Being old is about keeping up, an ironic fact because being young is about catching up. We drop out of the chute and a doctor or a nurse practitioner or a midwife whacks us into consciousness, and we immediately begin screaming for what everyone else who arrived before us already has: food, fun, education, career, comfort, maybe even satisfaction over the long arc. We strive throughout youth to be capable of self-sustenance, however meekly or grandly each of us defines that state. We study, we work, we take risks, we fail, we love, we marry, we procreate, we divorce, we celebrate, and we suffer – all to have what we didn’t have at birth. Even as adults, many of us continue. We lust for fancier cars, bigger houses (or second ones or third ones), loftier titles. Others, less material but no less ambitious, reach for personal or social pinnacles. We are working on ourselves, we like to say. If I could just …

We do all that until we can’t. At that moment, we shift from catching up to keeping up.

The past lengthens and the future shortens. A new twenty-year roof on the house seems  unreasonable when the sell-by date on the body is five years off – or less. Physical aches increase, as do emotional ones. Old wounds once thought healed reopen, reminders that the past is inescapable. People go missing, either gone for good or absent because they simply can no longer feign interest in being with us. What once was sensible, even essential – repairing a fence, sweeping the walk, starting the car – fades into an indulgence remaindered for days when energy is high and spirits are strong, moments that lessen as the calendar advances.

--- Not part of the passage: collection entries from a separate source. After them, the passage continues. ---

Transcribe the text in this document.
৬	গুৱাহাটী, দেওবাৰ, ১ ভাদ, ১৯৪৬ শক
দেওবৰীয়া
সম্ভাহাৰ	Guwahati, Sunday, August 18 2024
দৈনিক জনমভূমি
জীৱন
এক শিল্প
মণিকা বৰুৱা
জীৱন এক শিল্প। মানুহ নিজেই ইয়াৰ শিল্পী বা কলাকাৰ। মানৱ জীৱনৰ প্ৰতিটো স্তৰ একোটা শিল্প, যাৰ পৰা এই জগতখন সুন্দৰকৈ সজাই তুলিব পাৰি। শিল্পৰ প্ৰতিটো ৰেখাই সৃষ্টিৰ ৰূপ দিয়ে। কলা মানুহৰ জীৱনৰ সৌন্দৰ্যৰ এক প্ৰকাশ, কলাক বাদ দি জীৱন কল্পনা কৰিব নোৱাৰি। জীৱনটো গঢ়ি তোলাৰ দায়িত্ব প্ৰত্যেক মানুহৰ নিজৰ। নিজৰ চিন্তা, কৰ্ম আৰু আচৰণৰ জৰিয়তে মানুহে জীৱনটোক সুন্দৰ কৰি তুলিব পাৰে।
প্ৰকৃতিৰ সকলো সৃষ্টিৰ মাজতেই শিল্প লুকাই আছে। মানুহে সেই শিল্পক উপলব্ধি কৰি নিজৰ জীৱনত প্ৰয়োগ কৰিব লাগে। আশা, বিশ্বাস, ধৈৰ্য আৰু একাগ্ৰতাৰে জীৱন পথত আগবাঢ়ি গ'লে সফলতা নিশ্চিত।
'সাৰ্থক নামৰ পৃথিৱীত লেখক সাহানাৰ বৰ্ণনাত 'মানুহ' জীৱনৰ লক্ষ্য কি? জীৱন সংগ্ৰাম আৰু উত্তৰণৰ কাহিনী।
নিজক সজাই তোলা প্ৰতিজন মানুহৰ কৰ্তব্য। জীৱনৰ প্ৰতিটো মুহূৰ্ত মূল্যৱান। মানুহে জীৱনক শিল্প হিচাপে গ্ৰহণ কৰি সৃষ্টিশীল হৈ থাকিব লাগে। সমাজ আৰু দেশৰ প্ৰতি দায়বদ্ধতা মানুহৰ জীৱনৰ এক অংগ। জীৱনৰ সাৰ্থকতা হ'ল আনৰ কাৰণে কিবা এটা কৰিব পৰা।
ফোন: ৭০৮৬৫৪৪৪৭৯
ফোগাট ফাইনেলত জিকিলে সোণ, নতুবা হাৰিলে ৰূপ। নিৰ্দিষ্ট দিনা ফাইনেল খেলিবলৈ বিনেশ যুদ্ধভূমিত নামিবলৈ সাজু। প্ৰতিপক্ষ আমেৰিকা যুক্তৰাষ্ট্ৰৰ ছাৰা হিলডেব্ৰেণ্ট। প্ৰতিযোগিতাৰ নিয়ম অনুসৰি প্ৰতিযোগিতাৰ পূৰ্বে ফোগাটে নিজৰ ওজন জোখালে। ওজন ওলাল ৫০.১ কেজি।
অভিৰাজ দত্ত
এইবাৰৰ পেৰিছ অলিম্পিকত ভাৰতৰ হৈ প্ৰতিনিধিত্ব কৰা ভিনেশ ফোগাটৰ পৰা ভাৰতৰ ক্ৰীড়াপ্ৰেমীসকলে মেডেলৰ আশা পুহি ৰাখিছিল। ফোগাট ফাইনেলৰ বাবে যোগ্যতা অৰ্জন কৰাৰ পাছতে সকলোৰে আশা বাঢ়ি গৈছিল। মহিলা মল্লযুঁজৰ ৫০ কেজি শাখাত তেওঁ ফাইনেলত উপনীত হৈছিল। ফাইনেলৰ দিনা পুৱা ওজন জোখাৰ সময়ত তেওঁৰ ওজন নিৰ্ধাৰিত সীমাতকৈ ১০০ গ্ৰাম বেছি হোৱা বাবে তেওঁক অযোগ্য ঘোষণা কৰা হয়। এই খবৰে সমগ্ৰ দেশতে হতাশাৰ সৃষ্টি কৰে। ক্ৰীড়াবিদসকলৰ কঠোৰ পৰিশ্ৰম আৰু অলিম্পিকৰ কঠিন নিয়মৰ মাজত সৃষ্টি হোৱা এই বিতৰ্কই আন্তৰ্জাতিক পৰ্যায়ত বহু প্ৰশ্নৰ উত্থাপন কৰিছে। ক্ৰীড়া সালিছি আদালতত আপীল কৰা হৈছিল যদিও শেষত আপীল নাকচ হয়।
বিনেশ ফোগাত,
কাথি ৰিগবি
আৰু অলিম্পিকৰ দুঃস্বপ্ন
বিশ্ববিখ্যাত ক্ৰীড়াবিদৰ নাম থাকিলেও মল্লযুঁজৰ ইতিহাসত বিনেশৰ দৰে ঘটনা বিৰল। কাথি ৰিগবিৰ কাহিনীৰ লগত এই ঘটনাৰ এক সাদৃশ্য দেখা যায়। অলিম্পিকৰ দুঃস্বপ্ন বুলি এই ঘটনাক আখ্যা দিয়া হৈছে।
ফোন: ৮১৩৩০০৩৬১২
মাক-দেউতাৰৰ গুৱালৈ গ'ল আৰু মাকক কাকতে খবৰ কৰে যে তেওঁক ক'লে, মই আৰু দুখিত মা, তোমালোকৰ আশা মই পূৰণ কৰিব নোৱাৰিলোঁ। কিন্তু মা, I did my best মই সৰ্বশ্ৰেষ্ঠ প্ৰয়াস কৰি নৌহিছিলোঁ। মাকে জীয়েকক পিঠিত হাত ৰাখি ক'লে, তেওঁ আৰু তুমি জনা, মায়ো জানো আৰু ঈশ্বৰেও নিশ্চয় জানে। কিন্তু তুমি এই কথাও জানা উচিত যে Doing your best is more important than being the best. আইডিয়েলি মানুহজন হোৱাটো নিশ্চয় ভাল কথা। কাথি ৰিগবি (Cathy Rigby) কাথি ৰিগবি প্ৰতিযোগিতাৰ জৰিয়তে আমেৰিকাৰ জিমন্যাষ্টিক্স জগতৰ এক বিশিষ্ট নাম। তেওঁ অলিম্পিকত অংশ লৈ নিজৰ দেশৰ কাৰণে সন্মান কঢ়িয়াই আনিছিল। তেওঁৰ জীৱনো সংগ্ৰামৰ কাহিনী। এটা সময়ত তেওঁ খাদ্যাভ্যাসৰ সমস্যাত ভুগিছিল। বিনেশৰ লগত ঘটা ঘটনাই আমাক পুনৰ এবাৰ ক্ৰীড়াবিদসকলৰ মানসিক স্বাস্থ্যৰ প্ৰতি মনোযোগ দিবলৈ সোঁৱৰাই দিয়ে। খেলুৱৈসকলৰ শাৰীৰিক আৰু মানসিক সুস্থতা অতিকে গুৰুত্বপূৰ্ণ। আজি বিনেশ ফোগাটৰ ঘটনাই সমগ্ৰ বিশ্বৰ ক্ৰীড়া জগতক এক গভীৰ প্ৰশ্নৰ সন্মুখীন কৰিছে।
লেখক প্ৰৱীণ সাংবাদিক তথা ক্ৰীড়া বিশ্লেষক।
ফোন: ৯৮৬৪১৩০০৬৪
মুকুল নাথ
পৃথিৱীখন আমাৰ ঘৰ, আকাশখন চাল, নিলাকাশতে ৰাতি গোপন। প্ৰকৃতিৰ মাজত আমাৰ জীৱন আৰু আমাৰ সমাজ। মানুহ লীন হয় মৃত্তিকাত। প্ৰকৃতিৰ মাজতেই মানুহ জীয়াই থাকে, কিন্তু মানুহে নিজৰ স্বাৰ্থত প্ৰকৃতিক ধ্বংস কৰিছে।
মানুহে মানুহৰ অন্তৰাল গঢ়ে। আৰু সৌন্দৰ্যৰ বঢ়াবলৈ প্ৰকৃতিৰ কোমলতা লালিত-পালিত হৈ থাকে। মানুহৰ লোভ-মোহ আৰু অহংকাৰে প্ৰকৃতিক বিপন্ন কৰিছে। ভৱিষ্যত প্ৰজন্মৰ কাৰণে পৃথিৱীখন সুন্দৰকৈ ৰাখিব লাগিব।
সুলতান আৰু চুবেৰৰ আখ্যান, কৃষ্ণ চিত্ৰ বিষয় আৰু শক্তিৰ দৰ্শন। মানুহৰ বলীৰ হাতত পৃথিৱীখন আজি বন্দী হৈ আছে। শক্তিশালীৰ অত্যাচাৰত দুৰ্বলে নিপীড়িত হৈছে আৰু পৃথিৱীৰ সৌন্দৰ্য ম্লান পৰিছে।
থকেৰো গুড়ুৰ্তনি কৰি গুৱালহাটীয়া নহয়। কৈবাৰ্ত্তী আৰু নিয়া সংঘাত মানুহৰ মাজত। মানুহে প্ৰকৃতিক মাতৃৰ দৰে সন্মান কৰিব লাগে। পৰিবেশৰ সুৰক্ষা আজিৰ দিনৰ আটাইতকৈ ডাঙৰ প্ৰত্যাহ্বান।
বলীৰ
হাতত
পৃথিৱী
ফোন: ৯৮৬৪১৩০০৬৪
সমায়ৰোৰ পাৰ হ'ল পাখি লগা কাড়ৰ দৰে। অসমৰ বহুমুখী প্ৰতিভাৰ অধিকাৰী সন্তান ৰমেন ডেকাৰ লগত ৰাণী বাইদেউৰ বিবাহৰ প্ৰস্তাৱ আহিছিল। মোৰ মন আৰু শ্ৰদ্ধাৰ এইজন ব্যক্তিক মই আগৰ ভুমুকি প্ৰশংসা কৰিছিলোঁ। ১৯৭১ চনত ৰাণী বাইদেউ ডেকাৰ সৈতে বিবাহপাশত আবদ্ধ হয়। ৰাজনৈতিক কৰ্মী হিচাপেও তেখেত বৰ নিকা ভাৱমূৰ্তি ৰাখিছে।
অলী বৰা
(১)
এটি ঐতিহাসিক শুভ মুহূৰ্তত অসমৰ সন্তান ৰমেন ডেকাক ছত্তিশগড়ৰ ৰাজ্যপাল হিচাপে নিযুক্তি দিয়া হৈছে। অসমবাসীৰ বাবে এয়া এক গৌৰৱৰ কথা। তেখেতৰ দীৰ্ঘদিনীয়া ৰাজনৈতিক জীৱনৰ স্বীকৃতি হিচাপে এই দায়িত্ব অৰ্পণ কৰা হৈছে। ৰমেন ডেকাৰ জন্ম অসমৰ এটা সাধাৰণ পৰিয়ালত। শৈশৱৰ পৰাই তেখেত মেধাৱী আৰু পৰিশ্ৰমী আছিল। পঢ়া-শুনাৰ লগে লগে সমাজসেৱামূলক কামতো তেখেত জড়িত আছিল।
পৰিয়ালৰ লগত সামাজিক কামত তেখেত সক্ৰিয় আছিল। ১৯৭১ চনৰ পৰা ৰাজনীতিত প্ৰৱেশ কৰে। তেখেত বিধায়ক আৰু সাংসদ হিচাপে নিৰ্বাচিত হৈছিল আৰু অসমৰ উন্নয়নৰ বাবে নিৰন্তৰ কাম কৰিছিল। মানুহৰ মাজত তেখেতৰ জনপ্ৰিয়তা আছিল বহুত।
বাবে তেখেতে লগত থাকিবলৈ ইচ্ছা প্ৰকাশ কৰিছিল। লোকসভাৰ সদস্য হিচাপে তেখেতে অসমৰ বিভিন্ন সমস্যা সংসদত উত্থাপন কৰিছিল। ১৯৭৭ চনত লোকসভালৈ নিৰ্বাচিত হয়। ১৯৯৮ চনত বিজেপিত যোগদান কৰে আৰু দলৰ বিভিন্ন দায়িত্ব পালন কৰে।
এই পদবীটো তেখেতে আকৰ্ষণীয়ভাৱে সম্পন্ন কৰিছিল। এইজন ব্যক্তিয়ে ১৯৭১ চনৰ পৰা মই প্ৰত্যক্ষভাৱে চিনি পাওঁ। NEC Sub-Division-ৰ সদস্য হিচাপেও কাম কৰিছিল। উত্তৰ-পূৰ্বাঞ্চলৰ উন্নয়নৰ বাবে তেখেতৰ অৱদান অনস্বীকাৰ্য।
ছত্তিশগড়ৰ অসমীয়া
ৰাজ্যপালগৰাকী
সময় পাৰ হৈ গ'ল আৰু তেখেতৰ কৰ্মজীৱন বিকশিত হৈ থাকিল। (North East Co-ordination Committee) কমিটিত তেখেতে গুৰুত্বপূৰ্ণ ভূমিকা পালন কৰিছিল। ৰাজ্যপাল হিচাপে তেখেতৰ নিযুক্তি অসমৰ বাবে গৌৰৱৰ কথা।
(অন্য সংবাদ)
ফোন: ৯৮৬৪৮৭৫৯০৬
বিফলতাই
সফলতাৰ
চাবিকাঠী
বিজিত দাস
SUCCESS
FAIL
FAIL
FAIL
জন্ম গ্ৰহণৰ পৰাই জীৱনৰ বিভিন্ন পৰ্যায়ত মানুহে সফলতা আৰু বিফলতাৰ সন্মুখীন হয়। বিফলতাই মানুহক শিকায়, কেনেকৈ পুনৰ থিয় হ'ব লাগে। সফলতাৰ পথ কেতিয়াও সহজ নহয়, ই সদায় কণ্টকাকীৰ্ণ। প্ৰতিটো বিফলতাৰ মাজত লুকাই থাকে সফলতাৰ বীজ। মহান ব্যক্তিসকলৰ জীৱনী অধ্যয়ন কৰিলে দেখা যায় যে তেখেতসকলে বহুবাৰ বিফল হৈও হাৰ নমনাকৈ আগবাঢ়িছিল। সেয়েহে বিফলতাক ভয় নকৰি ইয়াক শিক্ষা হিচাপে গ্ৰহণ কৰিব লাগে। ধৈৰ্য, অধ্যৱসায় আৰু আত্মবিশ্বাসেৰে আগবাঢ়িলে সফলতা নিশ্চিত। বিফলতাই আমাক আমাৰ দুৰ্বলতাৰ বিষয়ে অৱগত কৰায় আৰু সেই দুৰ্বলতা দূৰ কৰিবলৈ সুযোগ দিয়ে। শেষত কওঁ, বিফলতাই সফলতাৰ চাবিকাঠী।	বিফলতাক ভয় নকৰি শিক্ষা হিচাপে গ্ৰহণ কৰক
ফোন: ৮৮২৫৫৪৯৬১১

What matters a flat tire when there is a tumor to be dealt with? Who cares about a messy front yard when there is soul that needs mending? Why do today what you can put off until a tomorrow that might not come?

I saw the woman with the broom one more time, again as I drove by. She swept in small motions with short strokes, the bristle moving only a few inches. She is never going to clean that driveway or move that car or fix that fence. She is just trying to keep up.